Response Variable: Rating over time
Ratings reflect quality perception
Trends in roasting, weather patterns in origin country’s, or drift in consumer preferences can all impact rating
Importantly, rating is both continuous, interpretible, and clean
library(tsibble)
## Warning: package 'tsibble' was built under R version 4.5.2
##
## Attaching package: 'tsibble'
## The following object is masked from 'package:lubridate':
##
## interval
## The following objects are masked from 'package:base':
##
## intersect, setdiff, union
coffee_monthly_ts <- coffee_clean %>%
mutate(month = floor_date(review_date, "month")) %>%
group_by(month) %>%
summarise(rating = mean(rating, na.rm = TRUE)) %>%
as_tsibble(index = month)
In this tsibble, I chose to aggregate by monthly averages because the months are unique and the tsibble will have unique indexes, rather than if I did not group the dates by month.
ggplot(coffee_monthly_ts, aes(x = month, y = rating)) +
geom_point(alpha = 0.3) +
geom_line(alpha = 0.4) +
labs(title = "Coffee Ratings Over Time",
x = "Review Date",
y = "Rating") +
theme_minimal()
A slight upward drift in ratings over time
No obvious seasonal pattern, although there are more spikes around the winter months
High variability month‑to‑month
Goal: Detect any upward or downward trends
coffee_monthly_ts <- coffee_monthly_ts %>%
mutate(time_num = as.numeric(month))
trend_mod <- lm(rating ~ time_num, data = coffee_monthly_ts)
summary(trend_mod)
##
## Call:
## lm(formula = rating ~ time_num, data = coffee_monthly_ts)
##
## Residuals:
## Min 1Q Median 3Q Max
## -1.42642 -0.23490 0.06365 0.26562 1.04467
##
## Coefficients:
## Estimate Std. Error t value Pr(>|t|)
## (Intercept) 8.876e+01 2.060e+00 43.079 <2e-16 ***
## time_num 2.355e-04 1.120e-04 2.102 0.0398 *
## ---
## Signif. codes: 0 '***' 0.001 '**' 0.01 '*' 0.05 '.' 0.1 ' ' 1
##
## Residual standard error: 0.4689 on 59 degrees of freedom
## Multiple R-squared: 0.06966, Adjusted R-squared: 0.05389
## F-statistic: 4.418 on 1 and 59 DF, p-value: 0.03985
Slope: 2.355×10−4
p-value: 0.0398
Adjusted R²: 0.0539
Residual SE: 0.469
Coefficient for ‘time_num’:
\[ \beta_1=0.0002355 \]
For each unit increase in ‘time_num’ (one day), the expected monthly average rating increases by 0.0002355 points.
Even after multiplying this number by 365 days to evaluate the annual trend, it is less than 1/10 a point per year, showing how minimal this trend really is.
p = 0.0398 → statistically significant at the 5% level
The trend is real, but very small in magnitude
ggplot(coffee_monthly_ts, aes(month, rating)) +
geom_line(alpha = 0.5) +
geom_smooth(span = 0.3, color = "red") +
theme_minimal()
## `geom_smooth()` using method = 'loess' and formula = 'y ~ x'
The smoothing allows for the trend to be encapsulated more effectively, although even this this, the line shows a gentle waviness to visualize the changes in coffee ratings over time.
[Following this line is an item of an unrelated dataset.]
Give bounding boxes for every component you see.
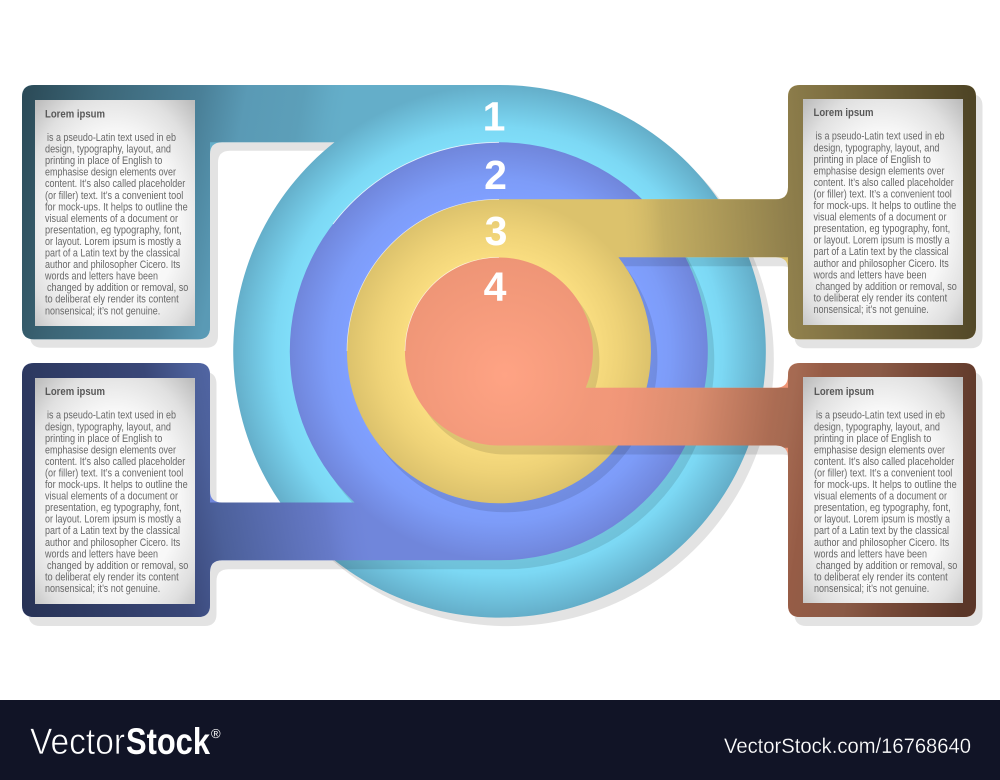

Just after 2020, there is somewhat of a major dip in ratings for a few months. I would be curious if this was due to the supply chain shortages as a result of the global pandemic. Aside from this, I am unable to detect any seasonal pattern prevalent of major significance.
ACF Illustrates Seasonality
acf(coffee_monthly_ts$rating)
ACF Insights: There is no significant spikes in the above ACF diagram. Additionally, no seasonal cycles repeat or are existent for that matter. I confidently conclude after various statistical tests that there are no significant seasonal trends or patterns regarding coffee ratings from 2017 to 2022. Due to this, I have no major conclusions to new insight to offer, although I am highly interested in investigating the price of coffee, 100g_USD over time in the future to uncover insights in regard to fluctuation. Overall, it is important to understand a time-based structure to interpret in this case whether ratings are stable, fluctuate, or drift, but in turn, if ratings inflate over time, comparisons could be biased.